Made your choice? Then register in good time via Study Link, so that you can start your bachelor’s programme in September. Make sure you have the answers to the following questions:

  • Does the programme have a selection procedure?
  • Do (Will) I have the correct entrance qualifications?
  • Do I have the correct profile and subjects package?
  • Will I have to sit an entrance exam?

Tip: register as soon as possible to give yourself enough time for matching (see step 4).

Registering for a programme with selection and placement
Please note that for the following programmes with a selection and placement procedure there is a registration deadline of 15 January:

  • Biomedical Sciences
  • Criminology
  • Tax Law
  • Medicine
  • Clinical Technology

Read more about admission and application

Once you have registered for a programme, the study choice check*  will be emailed to you. In it, you will be asked various questions about your study choice and about yourself. You can then verify whether your answers match the demands that the programme will make on you. In this way you’ll know you’ve chosen the right programme before you start.
* Some programmes also do have compulsory matching which is part of your admission and application procedure.

You’re now in the starting blocks for your study. But don’t worry; we’ll continue to provide intensive support in what is, after all, an exciting new period in your life. At the beginning of your study, for example, you’ll have an introductory interview with a lecturer or study adviser. The latter will also be available to help you as you continue with your studies.

A mentoring group will also offer additional support during your first year. Together with several first-year students, and supervised by a mentor, you’ll be able to practise your academic skills: from the correct referencing of literature to writing scientific arguments. If you need some help outside your studies, you can visit the student counsellor or psychologist. And if you have a disability or a functional impairment, the Fenestra Disability Centre can provide special facilities, advice or perhaps just a listening ear.

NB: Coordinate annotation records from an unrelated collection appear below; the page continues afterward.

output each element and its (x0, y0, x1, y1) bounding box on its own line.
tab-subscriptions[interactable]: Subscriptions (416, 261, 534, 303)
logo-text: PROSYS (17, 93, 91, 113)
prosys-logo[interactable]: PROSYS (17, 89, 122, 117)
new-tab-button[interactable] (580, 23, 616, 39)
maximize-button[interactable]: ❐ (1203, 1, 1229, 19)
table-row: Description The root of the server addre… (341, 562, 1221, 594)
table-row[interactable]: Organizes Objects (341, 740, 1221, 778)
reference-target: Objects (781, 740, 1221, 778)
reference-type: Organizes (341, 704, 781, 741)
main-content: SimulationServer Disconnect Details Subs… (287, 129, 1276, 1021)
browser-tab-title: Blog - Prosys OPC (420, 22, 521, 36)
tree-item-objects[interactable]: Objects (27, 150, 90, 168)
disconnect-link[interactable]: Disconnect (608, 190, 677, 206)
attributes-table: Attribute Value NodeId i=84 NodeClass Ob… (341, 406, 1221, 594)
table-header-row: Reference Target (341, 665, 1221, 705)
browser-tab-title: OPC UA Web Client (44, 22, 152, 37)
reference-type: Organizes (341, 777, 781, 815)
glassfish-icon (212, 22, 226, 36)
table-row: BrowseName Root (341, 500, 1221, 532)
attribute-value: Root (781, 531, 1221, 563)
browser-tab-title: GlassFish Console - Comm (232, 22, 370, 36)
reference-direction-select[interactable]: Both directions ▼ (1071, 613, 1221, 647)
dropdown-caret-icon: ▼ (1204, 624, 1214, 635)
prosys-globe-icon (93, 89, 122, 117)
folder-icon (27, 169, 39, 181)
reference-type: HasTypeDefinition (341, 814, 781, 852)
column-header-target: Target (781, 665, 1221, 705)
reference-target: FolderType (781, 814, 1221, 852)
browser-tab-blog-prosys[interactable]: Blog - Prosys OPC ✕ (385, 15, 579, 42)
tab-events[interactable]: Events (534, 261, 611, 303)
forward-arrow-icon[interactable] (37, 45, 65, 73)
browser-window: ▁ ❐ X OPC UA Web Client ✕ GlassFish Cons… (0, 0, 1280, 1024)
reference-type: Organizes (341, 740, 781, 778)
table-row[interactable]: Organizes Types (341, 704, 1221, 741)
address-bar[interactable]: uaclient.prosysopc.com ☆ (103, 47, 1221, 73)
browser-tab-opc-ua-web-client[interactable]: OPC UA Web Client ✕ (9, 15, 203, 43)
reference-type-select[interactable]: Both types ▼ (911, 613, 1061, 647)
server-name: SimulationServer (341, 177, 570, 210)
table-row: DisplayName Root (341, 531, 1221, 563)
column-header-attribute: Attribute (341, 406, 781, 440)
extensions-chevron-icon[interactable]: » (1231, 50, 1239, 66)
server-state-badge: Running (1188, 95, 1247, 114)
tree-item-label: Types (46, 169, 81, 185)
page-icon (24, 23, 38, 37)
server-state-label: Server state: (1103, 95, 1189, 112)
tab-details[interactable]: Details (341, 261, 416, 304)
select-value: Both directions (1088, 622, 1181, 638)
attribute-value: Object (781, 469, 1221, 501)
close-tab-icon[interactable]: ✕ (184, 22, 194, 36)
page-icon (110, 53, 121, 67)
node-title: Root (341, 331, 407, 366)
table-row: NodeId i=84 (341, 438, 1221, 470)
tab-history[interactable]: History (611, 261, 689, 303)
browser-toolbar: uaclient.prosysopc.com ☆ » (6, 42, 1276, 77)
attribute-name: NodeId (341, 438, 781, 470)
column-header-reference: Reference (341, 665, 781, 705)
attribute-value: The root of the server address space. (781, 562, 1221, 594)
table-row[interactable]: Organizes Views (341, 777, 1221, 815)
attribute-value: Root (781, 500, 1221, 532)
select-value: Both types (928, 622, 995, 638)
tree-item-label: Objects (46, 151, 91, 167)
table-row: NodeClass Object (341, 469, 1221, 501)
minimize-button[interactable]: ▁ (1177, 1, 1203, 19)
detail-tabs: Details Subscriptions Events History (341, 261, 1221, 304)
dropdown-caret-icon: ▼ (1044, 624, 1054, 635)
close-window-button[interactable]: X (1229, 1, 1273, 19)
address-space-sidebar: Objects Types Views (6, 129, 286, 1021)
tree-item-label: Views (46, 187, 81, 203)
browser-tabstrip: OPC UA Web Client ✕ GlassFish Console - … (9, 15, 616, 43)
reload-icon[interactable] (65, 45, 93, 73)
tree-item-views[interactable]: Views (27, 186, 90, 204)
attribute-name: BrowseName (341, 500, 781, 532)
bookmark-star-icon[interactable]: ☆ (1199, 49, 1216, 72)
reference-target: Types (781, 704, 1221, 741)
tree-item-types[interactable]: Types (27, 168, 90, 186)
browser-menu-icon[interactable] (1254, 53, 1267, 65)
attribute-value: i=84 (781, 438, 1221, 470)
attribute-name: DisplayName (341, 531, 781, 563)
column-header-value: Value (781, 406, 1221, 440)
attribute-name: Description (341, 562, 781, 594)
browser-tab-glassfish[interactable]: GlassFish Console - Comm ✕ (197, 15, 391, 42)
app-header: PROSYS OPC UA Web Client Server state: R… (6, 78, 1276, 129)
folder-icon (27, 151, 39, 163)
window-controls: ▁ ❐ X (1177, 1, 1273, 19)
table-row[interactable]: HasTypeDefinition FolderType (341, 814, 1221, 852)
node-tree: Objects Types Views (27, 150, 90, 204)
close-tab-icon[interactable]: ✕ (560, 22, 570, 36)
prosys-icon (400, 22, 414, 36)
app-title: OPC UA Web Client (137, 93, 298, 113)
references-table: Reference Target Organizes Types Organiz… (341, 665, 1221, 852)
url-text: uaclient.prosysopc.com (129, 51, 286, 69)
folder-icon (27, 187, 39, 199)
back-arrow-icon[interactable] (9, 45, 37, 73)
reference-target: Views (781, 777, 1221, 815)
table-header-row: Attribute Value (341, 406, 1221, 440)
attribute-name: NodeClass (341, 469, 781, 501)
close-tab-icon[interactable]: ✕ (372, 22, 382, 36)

During your first year we will do everything in our power to support you and ensure your study goes smoothly. The binding study advice that you’ll receive at the end of this year is therefore in your own interest. Only if you have attained at least 45 out of a possible 60 credits by the end of your first year, as well as having met any other additional requirements, will you be allowed to continue your programme. If you don’t meet these requirements, you cannot continue this programme at Leiden University. Naturally, we will take into account study delays that may be due to personal circumstances.

Approaching the end of your first year? Then now’s the time to formulate your study plan. This will give you an impetus to plan a follow-up to your studies, so that once you’re earned you bachelor’s degree after three years, you can then choose a master’s!

Paul Siegwardt from Germany

BA student Psychology

Paul Siegwardt from Germany

"I was looking for a programme outside Germany and I found this one. It interested me because of the broad range of psychological subfields it covers. In the first year you are given insights into the topics of history, social psychology and neuropsychology. It’s a general overview of the big theories, a great start to the study! I expected the subject of statistics to be very difficult, but I didn’t have problems with it. And because relationships with the lecturers are quite informal you can always ask questions or talk about things that are not clear. The tutorial lecturers even know all the students’ names."